Israeli politician (1926–2005)

Avner-Hai Shaki (אבנר-חי שאקי; 5 February 1926 – 28 May 2005) was an Israeli politician who served as a government minister in the late 1980s and early 1990s.

== Biography ==
=== Early life ===
Shaki was born in Safed, the son of Hana (Nazli) and Rabbi Ovadia Shaki. He excelled as a student at the Alliance school. After completing his external matriculation certificate, he studied teaching at the Religious Teachers' Seminary in Jerusalem. Upon finishing his studies, he worked as a salaried teacher at an institution for juvenile offenders in Acre. After examining the conditions at the institution, he approached the Ministry of Welfare demanding the institution's closure, which was subsequently carried out. In his youth he also wrote poems, some of which were published in poetry collections. Shaki began studying law at the Hebrew University of Jerusalem, and due to his excellence he was awarded a full scholarship throughout his studies. In April 1955 he received his master's degree in law, and in November 1955 he qualified as a lawyer. Upon completing his studies, he was invited to serve as a teaching assistant in Jewish law at the Faculty of Law at the university and published research on democratic regimes. He later received a doctorate in law from the Hebrew University of Jerusalem and became a professor of law (private international law, family law and inheritance, religion and state in Law) at Tel Aviv University.

=== In politics ===
Shaki's political career began when he attempted to lead an independent list for the student union but was not elected. He later founded the "Movement for the Advancement of Sephardic Communities." In January 1959 he was appointed by the Minister of Religious Affairs Yaakov Moshe Toledano to a committee investigating claims of discrimination against Sephardim in the composition of the religious council in Jerusalem. Ahead of the 1959 Knesset elections he founded the "National Sephardic Party," which claimed discrimination against Sephardim but failed to pass the electoral threshold. Shaki later joined the National Religious Party (NRP). In the 1969 Knesset elections he was placed 15th on the NRP list and entered the seventh Knesset in 1970 following the death of Haim-Moshe Shapira. A month and a half later, when Micha Reiser was appointed Minister of Welfare, Shaki replaced him as Deputy Minister of Education and Culture in the fifteenth government.
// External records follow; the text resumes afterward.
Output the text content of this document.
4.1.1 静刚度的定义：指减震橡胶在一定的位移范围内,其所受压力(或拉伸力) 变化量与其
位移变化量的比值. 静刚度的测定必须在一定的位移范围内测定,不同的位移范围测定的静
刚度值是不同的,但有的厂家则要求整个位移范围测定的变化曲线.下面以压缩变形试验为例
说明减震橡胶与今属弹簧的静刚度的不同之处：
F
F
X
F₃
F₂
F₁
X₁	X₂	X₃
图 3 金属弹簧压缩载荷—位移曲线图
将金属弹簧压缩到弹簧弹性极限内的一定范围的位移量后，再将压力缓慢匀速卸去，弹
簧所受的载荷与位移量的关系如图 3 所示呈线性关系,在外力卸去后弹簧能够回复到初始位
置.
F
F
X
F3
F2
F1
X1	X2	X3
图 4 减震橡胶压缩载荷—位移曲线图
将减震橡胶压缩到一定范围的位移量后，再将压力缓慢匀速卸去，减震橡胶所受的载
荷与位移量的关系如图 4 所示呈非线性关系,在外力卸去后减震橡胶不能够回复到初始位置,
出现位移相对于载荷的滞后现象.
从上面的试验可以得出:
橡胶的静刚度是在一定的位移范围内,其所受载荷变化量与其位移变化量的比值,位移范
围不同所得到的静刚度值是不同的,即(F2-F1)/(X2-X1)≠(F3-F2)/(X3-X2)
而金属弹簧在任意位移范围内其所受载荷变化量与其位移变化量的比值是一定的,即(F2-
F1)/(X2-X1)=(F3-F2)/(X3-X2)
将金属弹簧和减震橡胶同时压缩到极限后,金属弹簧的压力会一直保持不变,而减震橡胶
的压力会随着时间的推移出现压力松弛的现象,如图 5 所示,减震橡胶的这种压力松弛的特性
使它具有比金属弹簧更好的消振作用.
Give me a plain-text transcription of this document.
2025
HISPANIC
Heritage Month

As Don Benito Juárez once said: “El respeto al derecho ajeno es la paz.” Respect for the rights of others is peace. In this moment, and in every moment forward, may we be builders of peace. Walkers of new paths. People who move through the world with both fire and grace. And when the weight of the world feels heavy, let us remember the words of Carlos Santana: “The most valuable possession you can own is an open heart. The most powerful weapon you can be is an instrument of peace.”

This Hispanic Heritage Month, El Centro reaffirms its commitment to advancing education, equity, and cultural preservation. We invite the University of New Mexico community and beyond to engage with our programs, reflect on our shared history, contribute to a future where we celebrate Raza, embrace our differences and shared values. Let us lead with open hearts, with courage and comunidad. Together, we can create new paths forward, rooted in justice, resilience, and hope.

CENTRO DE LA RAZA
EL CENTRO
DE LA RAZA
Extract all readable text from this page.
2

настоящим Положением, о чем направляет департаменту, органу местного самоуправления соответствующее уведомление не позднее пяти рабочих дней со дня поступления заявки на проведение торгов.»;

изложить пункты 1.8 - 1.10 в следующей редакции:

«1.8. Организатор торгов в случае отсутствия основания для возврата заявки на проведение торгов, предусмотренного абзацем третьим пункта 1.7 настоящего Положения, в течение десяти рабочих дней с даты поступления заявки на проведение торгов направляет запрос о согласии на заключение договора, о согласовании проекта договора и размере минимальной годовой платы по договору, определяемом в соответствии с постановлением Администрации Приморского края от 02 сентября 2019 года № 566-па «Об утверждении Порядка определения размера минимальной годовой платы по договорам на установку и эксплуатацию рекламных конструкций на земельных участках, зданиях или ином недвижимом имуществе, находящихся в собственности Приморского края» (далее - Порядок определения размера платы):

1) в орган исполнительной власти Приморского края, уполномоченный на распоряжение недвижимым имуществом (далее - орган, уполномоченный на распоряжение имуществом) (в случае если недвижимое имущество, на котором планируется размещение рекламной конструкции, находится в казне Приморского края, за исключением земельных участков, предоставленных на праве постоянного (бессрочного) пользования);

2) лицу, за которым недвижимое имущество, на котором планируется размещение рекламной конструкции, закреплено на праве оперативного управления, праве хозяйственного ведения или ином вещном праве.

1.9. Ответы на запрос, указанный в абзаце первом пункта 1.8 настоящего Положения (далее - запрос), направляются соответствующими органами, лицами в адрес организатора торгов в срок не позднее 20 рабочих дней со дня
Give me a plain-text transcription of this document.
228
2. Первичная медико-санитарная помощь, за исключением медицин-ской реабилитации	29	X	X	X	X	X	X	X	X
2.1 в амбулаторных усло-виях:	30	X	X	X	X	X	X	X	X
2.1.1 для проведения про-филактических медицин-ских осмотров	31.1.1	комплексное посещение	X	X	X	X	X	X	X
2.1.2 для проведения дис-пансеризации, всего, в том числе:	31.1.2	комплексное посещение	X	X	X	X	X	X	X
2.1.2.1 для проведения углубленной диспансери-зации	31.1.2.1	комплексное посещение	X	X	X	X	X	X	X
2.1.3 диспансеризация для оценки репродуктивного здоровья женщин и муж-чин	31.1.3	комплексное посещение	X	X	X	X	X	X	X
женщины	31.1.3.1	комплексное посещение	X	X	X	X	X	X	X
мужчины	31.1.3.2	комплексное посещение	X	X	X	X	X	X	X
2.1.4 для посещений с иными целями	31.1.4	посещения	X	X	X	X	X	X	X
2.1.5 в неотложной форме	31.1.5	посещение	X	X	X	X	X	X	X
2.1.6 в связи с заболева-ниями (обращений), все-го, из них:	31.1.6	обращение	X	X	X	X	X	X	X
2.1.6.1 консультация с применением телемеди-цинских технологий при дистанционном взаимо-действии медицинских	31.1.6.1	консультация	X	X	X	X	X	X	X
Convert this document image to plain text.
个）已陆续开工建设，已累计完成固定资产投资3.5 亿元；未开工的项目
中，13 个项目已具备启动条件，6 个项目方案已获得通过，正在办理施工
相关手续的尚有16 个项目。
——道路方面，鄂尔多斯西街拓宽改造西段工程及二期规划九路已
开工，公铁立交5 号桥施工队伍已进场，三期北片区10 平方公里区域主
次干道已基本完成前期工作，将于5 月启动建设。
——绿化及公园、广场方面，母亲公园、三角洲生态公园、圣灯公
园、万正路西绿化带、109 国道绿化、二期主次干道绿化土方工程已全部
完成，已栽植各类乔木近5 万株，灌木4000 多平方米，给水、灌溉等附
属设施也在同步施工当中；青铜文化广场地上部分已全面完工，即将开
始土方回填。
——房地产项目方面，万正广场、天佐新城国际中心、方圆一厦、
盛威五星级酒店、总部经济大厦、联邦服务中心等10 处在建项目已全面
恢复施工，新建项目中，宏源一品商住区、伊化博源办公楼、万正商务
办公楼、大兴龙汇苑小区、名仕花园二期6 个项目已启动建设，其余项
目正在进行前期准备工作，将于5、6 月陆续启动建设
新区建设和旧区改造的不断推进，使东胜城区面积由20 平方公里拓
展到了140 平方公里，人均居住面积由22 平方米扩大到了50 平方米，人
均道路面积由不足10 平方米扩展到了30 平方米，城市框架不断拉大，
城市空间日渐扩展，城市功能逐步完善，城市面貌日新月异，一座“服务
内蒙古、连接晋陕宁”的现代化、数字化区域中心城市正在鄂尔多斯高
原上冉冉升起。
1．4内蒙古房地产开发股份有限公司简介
In July 1972, after voting in favor of an amendment to the Law of Return regarding the definition of Who is a Jew according to Halakha, against the stance of the government and his party, he was dismissed from his position as Deputy Minister of Education. In April 1973 he resigned in protest from the NRP and became an independent Member of Knesset. Prior to the 1973 Knesset elections he founded the "Movement for Social Equality," but it did not pass the electoral threshold.

In 1984 he rejoined the NRP and was elected to the 11th Knesset, serving continuously until the 1999 elections. After the 1999 elections, where he served as the chairman of the movement, he was appointed a minister without portfolio in Yitzhak Shamir's government. Following the dirty trick in mid-1990 and the formation of a new government, Shaki was appointed Minister of Religious Affairs, a position he held until 1992. He appointed Shlomo Bekish as Director-General of the ministry. After competing against Rabbi Yitzhak Levi for the leadership of the NRP and the education portfolio in 1998, a contest he lost, Shaki announced he would not run for Knesset again and was appointed an associate president of the World Mizrachi Movement. During his tenure in the Knesset he initiated the Passover Holiday Law together with Avraham Yosef Shapira.

In the 1999 Knesset elections he was placed in the symbolic 120th spot on the NRP list for Knesset.

Shaki served as the chairman of the NRP office and chairman of the lobby to promote understanding between religious and secular people. He was also an honorary president of the Institute for the Study of the Family in Israel.

He died after a severe illness on 28 May 2005.

==Personal life==
His sister Esther Shaki-Arazi was a poet.

His daughter Smadar Gross served for nine months as the head of the Religious Council in Kfar Saba and was the first woman to hold this position.

In 2021 he was commemorated with a street named after him in the Gilo neighborhood of Jerusalem.